Thursday, July 13, 2006

Today's stage of the Tour de France just ended, with Menchov beating out Leipheimer and Landis at the finish line. This was the big day, the first mountain stage with five category 1 climbs including the Tourmalet and the Portillon. They finished in Spanish territory at Baqueira Beret, a well-known ski resort in the Pyrenees. It's in the Aran Valley, a small corner of Catalonia where the native language is Aranese, not Catalan. Aranese is a dialect of Occitan, and it's spoken by like a thousand people.

I like the Tour de France. I like endurance sports, since the only sport I was ever good at was distance running. What I actually like most about the Tour is the French countryside, though.

In case you were wondering who all those people dressed in orange waving flags that look like the Union Jack in orange, green and white, they're Basques and that's the regional flag. Fine, great, wonderful, being proud of your land and supporting your homeboy cyclists is totally cool with me. The guys with the flags showing a large black blotch with four arrows pointing to it and the slogan "Euskal Presoak Euskal Herria" are not fine, great, or wonderful, though.

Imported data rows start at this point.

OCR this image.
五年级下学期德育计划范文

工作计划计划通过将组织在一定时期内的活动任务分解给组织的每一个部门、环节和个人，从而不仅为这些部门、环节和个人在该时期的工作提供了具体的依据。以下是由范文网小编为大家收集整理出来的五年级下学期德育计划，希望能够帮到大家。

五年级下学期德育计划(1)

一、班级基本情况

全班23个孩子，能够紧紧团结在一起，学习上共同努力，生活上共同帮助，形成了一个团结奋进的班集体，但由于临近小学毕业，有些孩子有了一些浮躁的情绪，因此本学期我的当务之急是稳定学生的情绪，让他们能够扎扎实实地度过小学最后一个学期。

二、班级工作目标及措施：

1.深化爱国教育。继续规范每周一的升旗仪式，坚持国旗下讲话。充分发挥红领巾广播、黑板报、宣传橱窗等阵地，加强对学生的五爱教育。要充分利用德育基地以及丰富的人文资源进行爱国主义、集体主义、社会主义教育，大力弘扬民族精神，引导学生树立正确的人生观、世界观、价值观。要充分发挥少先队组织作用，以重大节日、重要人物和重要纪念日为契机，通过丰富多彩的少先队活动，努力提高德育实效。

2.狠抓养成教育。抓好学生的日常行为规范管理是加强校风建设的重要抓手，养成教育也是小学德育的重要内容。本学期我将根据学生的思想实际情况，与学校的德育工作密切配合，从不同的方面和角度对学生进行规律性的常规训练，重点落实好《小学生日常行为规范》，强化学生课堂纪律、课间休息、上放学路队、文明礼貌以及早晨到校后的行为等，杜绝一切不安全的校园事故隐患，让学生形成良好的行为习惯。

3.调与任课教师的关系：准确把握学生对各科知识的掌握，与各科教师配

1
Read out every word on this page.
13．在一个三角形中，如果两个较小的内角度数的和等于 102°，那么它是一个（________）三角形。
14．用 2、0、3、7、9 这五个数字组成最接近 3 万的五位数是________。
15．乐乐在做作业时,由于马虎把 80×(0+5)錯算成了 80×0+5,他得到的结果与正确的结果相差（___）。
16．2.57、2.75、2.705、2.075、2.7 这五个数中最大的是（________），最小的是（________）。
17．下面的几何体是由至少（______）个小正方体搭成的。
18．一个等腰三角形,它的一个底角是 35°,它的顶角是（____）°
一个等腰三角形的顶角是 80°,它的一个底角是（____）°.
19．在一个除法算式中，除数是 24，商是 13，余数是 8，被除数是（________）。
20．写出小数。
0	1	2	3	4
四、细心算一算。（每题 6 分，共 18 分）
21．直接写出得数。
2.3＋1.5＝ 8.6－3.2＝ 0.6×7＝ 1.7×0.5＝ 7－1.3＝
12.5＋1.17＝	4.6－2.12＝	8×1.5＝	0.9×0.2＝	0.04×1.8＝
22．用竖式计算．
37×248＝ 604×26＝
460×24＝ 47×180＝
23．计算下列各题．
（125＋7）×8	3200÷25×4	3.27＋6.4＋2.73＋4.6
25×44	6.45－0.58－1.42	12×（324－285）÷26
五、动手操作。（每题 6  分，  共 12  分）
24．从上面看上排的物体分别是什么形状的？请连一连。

They're ETA supporters calling for ETA prisoners to be concentrated in prisons in the Basque Country, which the government won't agree to because if they were all together they'd take the prisons over like the IRA did the Maze.

In the recent past the Basque fans, especially, have been notorious for getting drunk and spewing insults and spit at Lance Armstrong. This year they appear to be much better behaved.

I'm rooting for Juan Antonio Flecha and Levi Leipheimer this year. Flecha is from here in Barcelona, he's a gutsy middle-of-the-pack guy who wins an occasional sprint. He went on a break today with two other guys and stayed in front for at least half the race. Everybody likes him, too, he seems like a real nice guy. Leipheimer is a guy whose career I've followed with some interest; he used to be one of Lance's team and then struck out on his own in 2003, I think, and has done well, finishing in the top ten in the Tour every year since. I particularly like him because in his spare time he works to help homeless and abandoned animals, which is one of my personal causes. Leipheimer was in the front three today, the guys who sprinted it out, along with another guy I like, Floyd Landis.

Landis takes over the yellow jersey for tomorrow. Leiphemer is farther back in the standings, since he had a disastrous time trial that cost him five minutes.